Written evidence submitted by Dr Jennifer Cole
1. How do you think the UK should adapt its approach to stockpiling in future, without running the risk of stockpiling the wrong things?
I would draw attention to the RUSI report on pharmaceutical resilience with regard to this question - https://rusi.org/sites/default/files/201305_cr_pharmaceutical_resilience.pdf. I think key takeaways from this were:
(a) Things that are stockpiled have a sell-by date. If one sell-by date passes and they have to be disposed of, it will inevitably be seen as money wasted and will be harder to replace. It's better to keep, for example, 6 month's supply of something you are definitely going to use than 1 week's but keeping something you may not use at all is largely wasteful. The six month's supply becomes a 'just in time' delivery issue, which can be dealt with separately or within the stockpiling question. Most hospitals etc don't have sufficient storage space to keep 6 months' supplies on site. Who is responsible for making sure private sector and subcontractors comply? Should NHS/govt stockpile for them or expect them to do it themselves?
(b) You can either stockpile the finished item (e.g. surgical masks) or the materials needed to manufacture them quickly when needed. An issue in the UK - relating to pharmaceuticals as well as masks etc - is lack of manufacturing capability in-country. When we import cheap goods from overseas rather than manufacture in-country it is hard to scale up manufacture. However, there are options to look at this more carefully - for instance, there are small-scale textile factories in the north-west of England that produce school uniforms, and high-end children's clothes producers in Wales, which could perhaps have been co-opted into manufacturing fabric masks quickly. Do we sufficiently understand at a resilience level where such capabilities lie and how to harness them? I suspect we could do better.
(c) Not stockpiling the wrong things requires agility - this again suggests better ability to manufacture quickly is better than relying on imports.

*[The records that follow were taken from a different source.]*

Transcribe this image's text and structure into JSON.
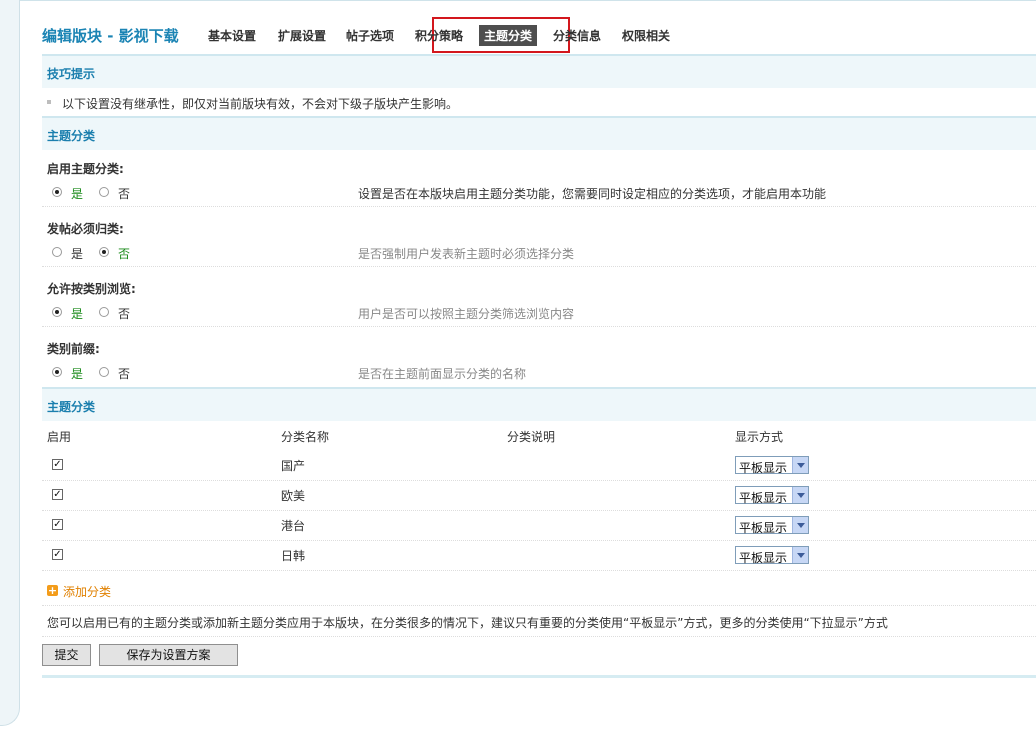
{
  "nav": {
    "title": "编辑版块 - 影视下载",
    "tabs": [
      {
        "label": "基本设置"
      },
      {
        "label": "扩展设置"
      },
      {
        "label": "帖子选项"
      },
      {
        "label": "积分策略"
      },
      {
        "label": "主题分类",
        "active": true
      },
      {
        "label": "分类信息"
      },
      {
        "label": "权限相关"
      }
    ]
  },
  "tips": {
    "header": "技巧提示",
    "text": "以下设置没有继承性，即仅对当前版块有效，不会对下级子版块产生影响。"
  },
  "settings": {
    "header": "主题分类",
    "options": [
      {
        "label": "启用主题分类:",
        "yes": "是",
        "no": "否",
        "selected": "yes",
        "desc": "设置是否在本版块启用主题分类功能，您需要同时设定相应的分类选项，才能启用本功能"
      },
      {
        "label": "发帖必须归类:",
        "yes": "是",
        "no": "否",
        "selected": "no",
        "desc": "是否强制用户发表新主题时必须选择分类"
      },
      {
        "label": "允许按类别浏览:",
        "yes": "是",
        "no": "否",
        "selected": "yes",
        "desc": "用户是否可以按照主题分类筛选浏览内容"
      },
      {
        "label": "类别前缀:",
        "yes": "是",
        "no": "否",
        "selected": "yes",
        "desc": "是否在主题前面显示分类的名称"
      }
    ]
  },
  "categories": {
    "header": "主题分类",
    "columns": [
      "启用",
      "分类名称",
      "分类说明",
      "显示方式"
    ],
    "rows": [
      {
        "enabled": true,
        "name": "国产",
        "display": "平板显示"
      },
      {
        "enabled": true,
        "name": "欧美",
        "display": "平板显示"
      },
      {
        "enabled": true,
        "name": "港台",
        "display": "平板显示"
      },
      {
        "enabled": true,
        "name": "日韩",
        "display": "平板显示"
      }
    ],
    "add_label": "添加分类",
    "note": "您可以启用已有的主题分类或添加新主题分类应用于本版块，在分类很多的情况下，建议只有重要的分类使用“平板显示”方式，更多的分类使用“下拉显示”方式"
  },
  "buttons": {
    "submit": "提交",
    "save_scheme": "保存为设置方案"
  }
}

2. Do you think the preparations for Brexit in recent years have helped or hindered in testing the structures and capabilities needed for dealing with a severe biosecurity risk like COVID-19? As a new trade agreement is negotiated with the EU, what specific measures would you like to see included, from a biosecurity point of view?
Brexit preparations should have made everyone consider their business continuity plans and strengthen them. It didn't 'take the eye of the ball' of a biosecurity risk because that's not what we faced - a bad flu season could have had a similar effect. The biggest failing was the inability to protect elderly people in under-funded care homes, including lack of PPE for care workers. 'Blame Brexit' can't be used to explain away everything!
To be resilient, we need to be as resilient as possible at a local level. This includes not being dependent on other EU (or beyond EU) countries, but instead being able to stand on our own two feet, e.g. decent in-country manufacturing capacity.
3. What are your views on the strengths and weaknesses of ‘Exercise Cygnus’ in 2016? Did it test the right things? To what extent do you believe that the Government learnt the lessons of ‘Exercise Cygnus’? To what extent did Cygnus’s focus on flu mean that we were left unprepared for other infectious diseases like COVID? Did Cygnus give us a false sense of security about biosecurity risks more generally? Is there any evidence that part of Government — the Cabinet Office or the National Security Council, say — was responsible for monitoring departments to ensure their preparedness plans were kept up to date?
Woefully underfunded; NHS so stripped back no-one had time to give any reasonable consideration to it. Just fund the NHS better and you don't need to exercise.
Focus on influenza rather than a coronavirus isn't relevant - this is over-emphasized but the issue is the characteristics of the disease such as R0 (pandemic planning estimates of R1-2 broadly align with COVID19 more than its genetics. It's impossible to predict disease X so you have to plan using something as the causative agent - flu was as likely as anything. Whatever the disease was, it would have taken time to get a good grip on exact transmission mechanism, which demographics it did/didn't affect, IFR and so on. What might have been better to practice - but difficult to write into an exercise - was how to deal with that period of uncertainty but the UK did reasonably well with this, certainly compared with the US. The public needed to trust the experts to do the right thing and I think mostly they did.
Preparedness plans may have been focussed in the wrong place - dealing with cases/casualties rather than trying to stop the spread through track and trace etc. Were we thinking about new technology and non-pharmaceutical measures of disease control enough? Probably not. Did we consider how grocery deliveries would scale up in lockdown, for example? Probably not?
The biggest issue is that people who are overworked anyway don't have time to play with what ifs? Just fund them better.
4. In your view, at what point should a public health issue become a 'national security’ concern, and bring into play all of the preparedness work that that entails? Is there some sort of threshold — perhaps in terms of likely casualties or economic cost — that should be used, and, if so, what should this be?
Health should ALWAYS be a national concern, but not securitized. Prevention is better than cure - healthy people in good care have not been hit as hard as unhealthy people in poor care. Tackle the UK's disgraceful obesity problem; improve food systems; don't cut corners on elderly care etc. This is not about securitization, it's about human decency - caring about human beings and enabling them to be as healthy as possible throughout life.